Following his recapture, Janek Kroupa and Josef Klíma, then journalists for TV Nova, reported extensively on inconsistencies in Kajínek’s case. The prisoner, a “tank” from countless sits-ups and push-ups, appealed repeatedly but without success for a new trial. The making of his life story into a feature film, with top Czech actors only added to what psychologists described as the prisoner’s “cult status”.

Years later, Kajínek is a free man at the age of 56, pardoned by President Miloš Zeman, who has issued only a handful of pardons since taking office. On Tuesday, the prisoner was released from Rýnovice prison in Jablonec nad Nisou where reporters and members of the public were waiting. After words of thanks, Mr Kajínek took reporters’ questions, including where he would now go.

“I know exactly where I am headed… but I don’t think it would be fair for everyone to know. I heard many times over the years that at least in jail no one would kill me and that I was safe there or that I would be killed upon my release.

Jiří Kajínek,  photo: CTK
“As I said many times in the past: I would rather die free than ‘barely get by’ in jail. I am not afraid, I am not worried, but I don’t think anyone needs to know exactly where I live, if that’s ok.”

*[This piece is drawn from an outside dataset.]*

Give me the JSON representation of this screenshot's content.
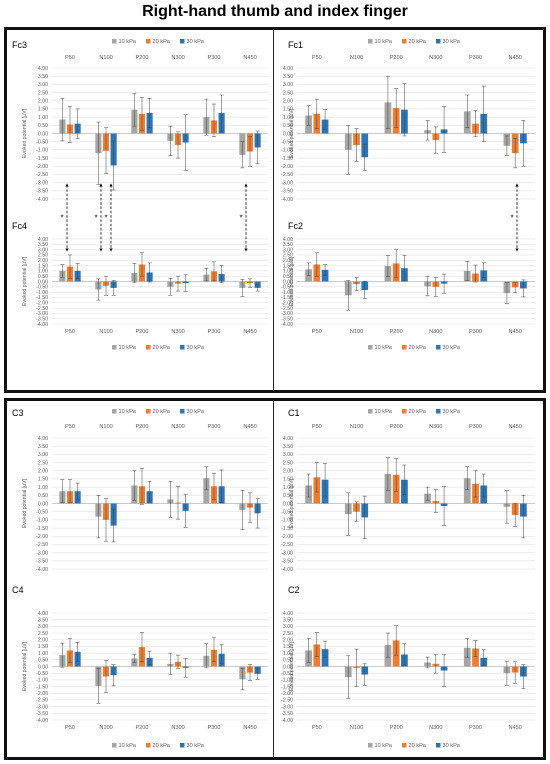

Kajínek described how he had imagined leaving jail one day alone, unnoticed through the main gate to walk several kilometres to the nearest town and take in those first moments of freedom. Instead, on Tuesday, he was picked up by a friend and later spotted in the company of a blonde woman in the Czech capital, eating pizza and enjoying a boat ride on the Vltava River.

Prior to his release, a Median agency poll suggested that the majority of the public – 54 percent - backed Mr Kajínek’s pardon compared to 36 percent who were against. But others have criticized his release or expressed fears the pardon of a convicted murderer set at a poor precedent. Prime Minister Bohuslav Sobotka himself said he was not pleased the pardon had “turned Mr Kajínek into a celebrity”. Others see the decision by President Zeman to pardon the ‘cult’ prisoner as a political masterstroke, if a cynical one, which will bolster support among his voters to try and win him a second term.